Je dirais même qu'on ne les tient plus, et toi, je ne sais pas, mais pour ce qui me concerne, j'escompte que le patronat les matera, parce que j'en ai un peu ras le cul de cette plèbe geignarde qui se prend pour le centre du monde - et refuse d'envisager que ses légitimes propriétaires puissent eux aussi passer par les affres des fins de mois difficultueuses.

Je pense, naturellement, aux salarié(e)s de l'usine (Renault-)Dacia de Pitesti, Roumanie, dont l'âpreté au gain a quand même quelque chose de profondément répugnant.

Voilà des gens qui, au sortir du (long) règne de Nicolae Sark... Ceaucescu, n'étaient rien.

Mais ce qui s'appelle: rien.

Voilà des gens qui ressemblaient d'assez près à des merdes post-communistes, infoutues de se prendre en main et qui, mollement avachies au coin du ballast, regardaient passer le train festif de la mondialisation sans même que l'idée les effleure de se faire une place dans le wagon de queue.

Des branleurs, quoi - recroquevillés sur leurs avantages acquis et totalement hermétiques aux joies saines du Capital.

Arrive (Renault-)Dacia, qui leur offre, excusez du peu, de retrouver leur dignité - sous la forme d'un salaire de folie de, tiens-toi bien, 285 euros mensuels.

Byzance.

(Je vois monter à tes yeux des larmes, et comme je te comprends: moi aussi, je pleure de joie, à chaque fois que m'est donné de mesurer concrètement la joliesse du libéralisme.)

285 euros bruts, naturellement - faut pas non plus exagérer, trop de subite luxuriance aurait tué à coup sûr le salariat désoviétisé.

Bon, (Renault-)Dacia les sort du caniveau dégueulasse où ils cuvaient leur communisme.

(Renault-)Dacia fait de ces loqueteux assistés des libres citoyens du Marché du même nom.

(Renault-)Dacia les ouvre, comme on ferait d'une huître, aux Beautés de la Concurrence.

(Renault-)Dacia leur allonge tous les mois une petite fortune.

Et que font ces bâtards?

Est-ce que tu crois qu'ils remercient (Renault-)Dacia?
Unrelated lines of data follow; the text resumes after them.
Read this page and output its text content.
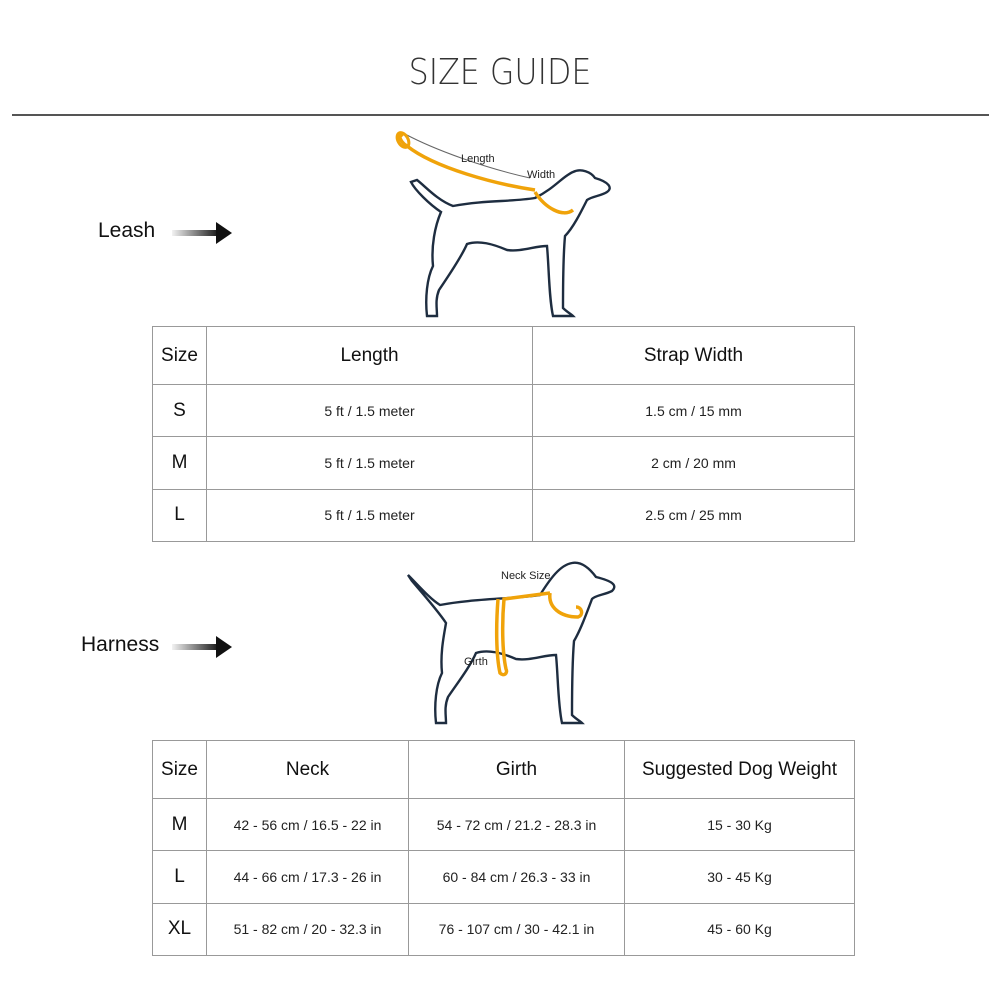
SIZE GUIDE
Leash
Length
Width
Size	Length	Strap Width
S	5 ft / 1.5 meter	1.5 cm / 15 mm
M	5 ft / 1.5 meter	2 cm / 20 mm
L	5 ft / 1.5 meter	2.5 cm / 25 mm
Harness
Neck Size
Girth
Size	Neck	Girth	Suggested Dog Weight
M	42 - 56 cm / 16.5 - 22 in	54 - 72 cm / 21.2 - 28.3 in	15 - 30 Kg
L	44 - 66 cm / 17.3 - 26 in	60 - 84 cm / 26.3 - 33 in	30 - 45 Kg
XL	51 - 82 cm / 20 - 32.3 in	76 - 107 cm / 30 - 42.1 in	45 - 60 Kg
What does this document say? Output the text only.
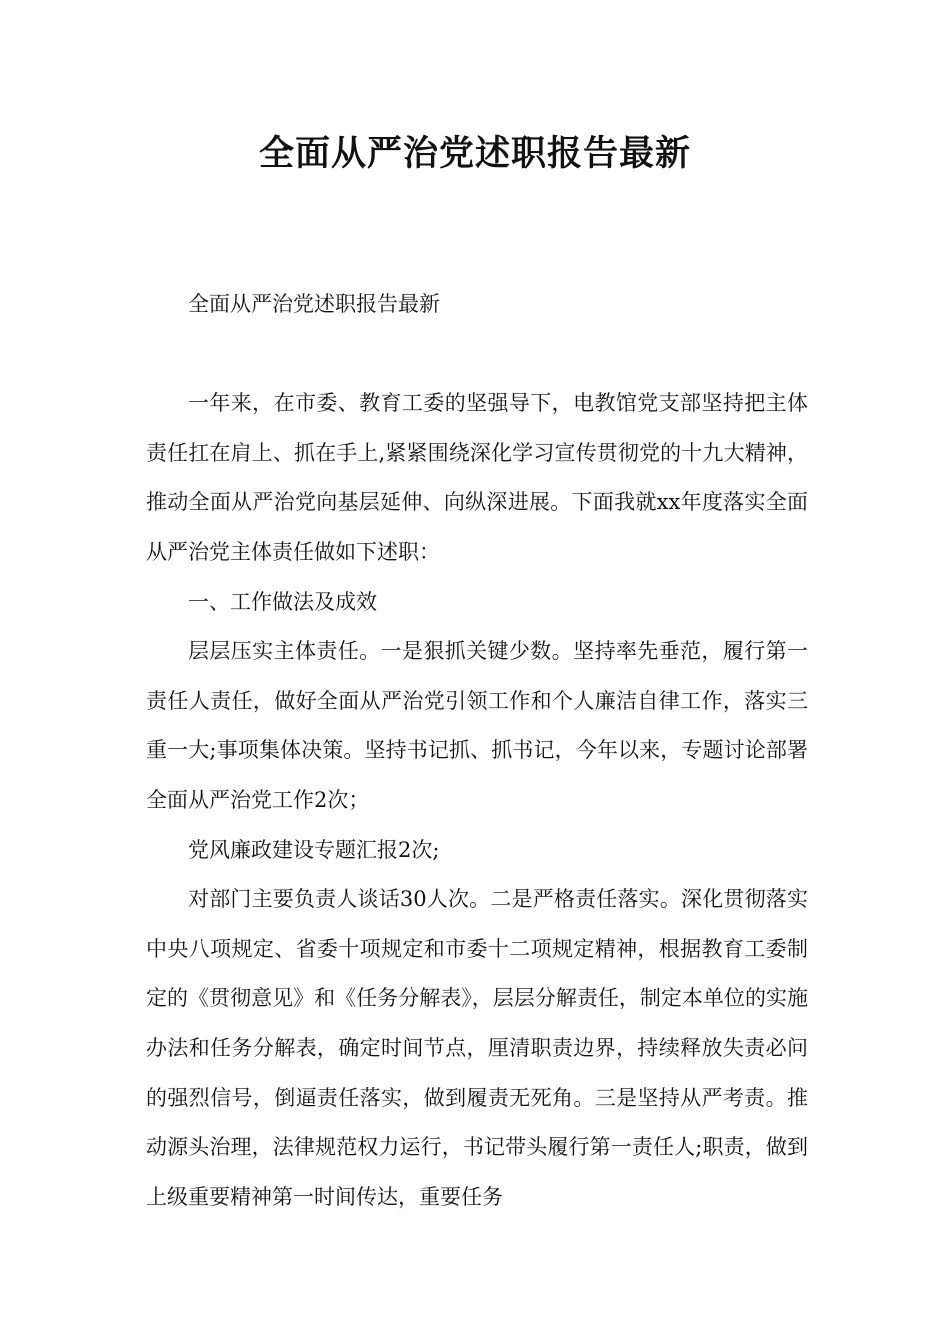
全面从严治党述职报告最新

全面从严治党述职报告最新

一年来，在市委、教育工委的坚强导下，电教馆党支部坚持把主体责任扛在肩上、抓在手上,紧紧围绕深化学习宣传贯彻党的十九大精神，推动全面从严治党向基层延伸、向纵深进展。下面我就xx年度落实全面从严治党主体责任做如下述职：

一、工作做法及成效

层层压实主体责任。一是狠抓关键少数。坚持率先垂范，履行第一责任人责任，做好全面从严治党引领工作和个人廉洁自律工作，落实三重一大;事项集体决策。坚持书记抓、抓书记，今年以来，专题讨论部署全面从严治党工作2次；

党风廉政建设专题汇报2次;

对部门主要负责人谈话30人次。二是严格责任落实。深化贯彻落实中央八项规定、省委十项规定和市委十二项规定精神，根据教育工委制定的《贯彻意见》和《任务分解表》，层层分解责任，制定本单位的实施办法和任务分解表，确定时间节点，厘清职责边界，持续释放失责必问的强烈信号，倒逼责任落实，做到履责无死角。三是坚持从严考责。推动源头治理，法律规范权力运行，书记带头履行第一责任人;职责，做到上级重要精神第一时间传达，重要任务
Est-ce que tu crois qu'ils vont rendant, comme nous aurions fait, toi et moi, mille et mille grâces à leur si généreux mécène?

Peeeeenses-tu!

Les voilà qui se mettent en grève!

Générale, de surcroît!

Ils réclament - t'es assis(e)?

Une "augmentation"!

Et voilà comment ces gens sont (tu changeras pas le prolétariat): tu leur donnes ça, ils te chient dessus et réclament ça.

Tu leur donnes le doigt - le majeur, dûment vaseliné - mais naturellement: les voilà qui au bout d'à peine quelques années d'esclav... De salariat te bouffent le bras.
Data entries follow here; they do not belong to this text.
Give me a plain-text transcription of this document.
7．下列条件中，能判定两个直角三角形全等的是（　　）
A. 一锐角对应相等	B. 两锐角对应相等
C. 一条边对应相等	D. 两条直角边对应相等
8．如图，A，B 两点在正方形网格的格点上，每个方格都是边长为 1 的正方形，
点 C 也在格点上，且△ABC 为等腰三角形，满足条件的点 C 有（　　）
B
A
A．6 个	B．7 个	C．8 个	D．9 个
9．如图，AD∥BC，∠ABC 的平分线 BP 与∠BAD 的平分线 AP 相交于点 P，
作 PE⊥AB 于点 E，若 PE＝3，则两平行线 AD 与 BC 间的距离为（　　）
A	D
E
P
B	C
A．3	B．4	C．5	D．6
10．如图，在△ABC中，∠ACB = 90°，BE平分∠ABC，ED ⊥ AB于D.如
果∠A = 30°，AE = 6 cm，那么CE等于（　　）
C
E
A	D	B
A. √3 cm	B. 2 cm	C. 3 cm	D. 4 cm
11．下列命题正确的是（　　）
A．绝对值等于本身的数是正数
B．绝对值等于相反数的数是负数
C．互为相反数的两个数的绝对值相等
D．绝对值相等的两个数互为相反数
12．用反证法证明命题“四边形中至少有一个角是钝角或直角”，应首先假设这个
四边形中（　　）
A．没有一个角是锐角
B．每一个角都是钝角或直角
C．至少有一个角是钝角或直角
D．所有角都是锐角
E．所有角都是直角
Ces tristes salauds, je te le dis, outre qu'ils puent l'alcool de prune (leur gigantesque émolument ne les a pas détournés de leurs sinistres habitudes alimentaires), sont littéralement obsédés par le fric.
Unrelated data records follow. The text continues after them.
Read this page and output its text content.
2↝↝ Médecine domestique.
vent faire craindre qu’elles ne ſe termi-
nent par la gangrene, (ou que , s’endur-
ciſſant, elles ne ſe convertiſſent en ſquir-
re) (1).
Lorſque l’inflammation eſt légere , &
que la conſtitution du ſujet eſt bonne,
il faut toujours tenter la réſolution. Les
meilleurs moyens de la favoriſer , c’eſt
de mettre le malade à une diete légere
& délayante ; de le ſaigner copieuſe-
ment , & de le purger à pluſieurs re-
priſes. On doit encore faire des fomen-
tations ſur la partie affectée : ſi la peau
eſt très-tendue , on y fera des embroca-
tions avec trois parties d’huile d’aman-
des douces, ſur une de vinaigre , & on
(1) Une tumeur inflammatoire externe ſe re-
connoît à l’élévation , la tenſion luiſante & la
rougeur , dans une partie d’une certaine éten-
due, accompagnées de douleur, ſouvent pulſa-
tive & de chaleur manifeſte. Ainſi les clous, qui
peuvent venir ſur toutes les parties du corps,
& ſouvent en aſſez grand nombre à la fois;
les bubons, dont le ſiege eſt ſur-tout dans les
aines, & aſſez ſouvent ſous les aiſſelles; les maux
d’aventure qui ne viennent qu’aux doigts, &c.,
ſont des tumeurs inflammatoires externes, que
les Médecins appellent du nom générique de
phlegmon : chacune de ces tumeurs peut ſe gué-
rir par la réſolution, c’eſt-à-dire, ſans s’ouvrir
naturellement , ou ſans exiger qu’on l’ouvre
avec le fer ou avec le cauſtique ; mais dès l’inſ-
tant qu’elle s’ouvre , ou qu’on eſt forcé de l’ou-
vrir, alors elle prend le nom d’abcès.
Et les voilà qui tout soudain psalmodient le si laid refrain de chevet de la racaille altermondialiste, partageons-les-richesses, partageons-les-profits, toutes ces conneries obscurantistes.

Et les voilà qui vagissent, avec leur sale accent de créatures des Carpates: "Aaaaah, oui, mais (Rrrrrenault-)Dacia fairrrrre grrrrrâce à nous grrrrros bénéfices, avoirrrrr gagné 150 millions eurrrrros cette année, mais nous pas voirrrrr couleurrrrr arrrrrgent".

Mais attends, sale petit salaud égoïste, (Renault-)Dacia te file 285 euros bruts à la fin de chaque mois, PLUS des "réductions dans les transports en commun" (1), et tu oses encore ouvrir ta gueule?

Ah, putain, ça me fout en rogne.

Reusement: les big bosses de (Renault-)Dacia ont réagi avec toute la vigueur nécessaire.

Si tu crois qu'on est du genre à négocier avec des preneurs d'otages, ont-ils expliqué en substance, tu te mets le doigt dans l'oeil jusqu'à l'épaule (et t'as qu'à en profiter pour te chatouiller un peu l'intestin grêle).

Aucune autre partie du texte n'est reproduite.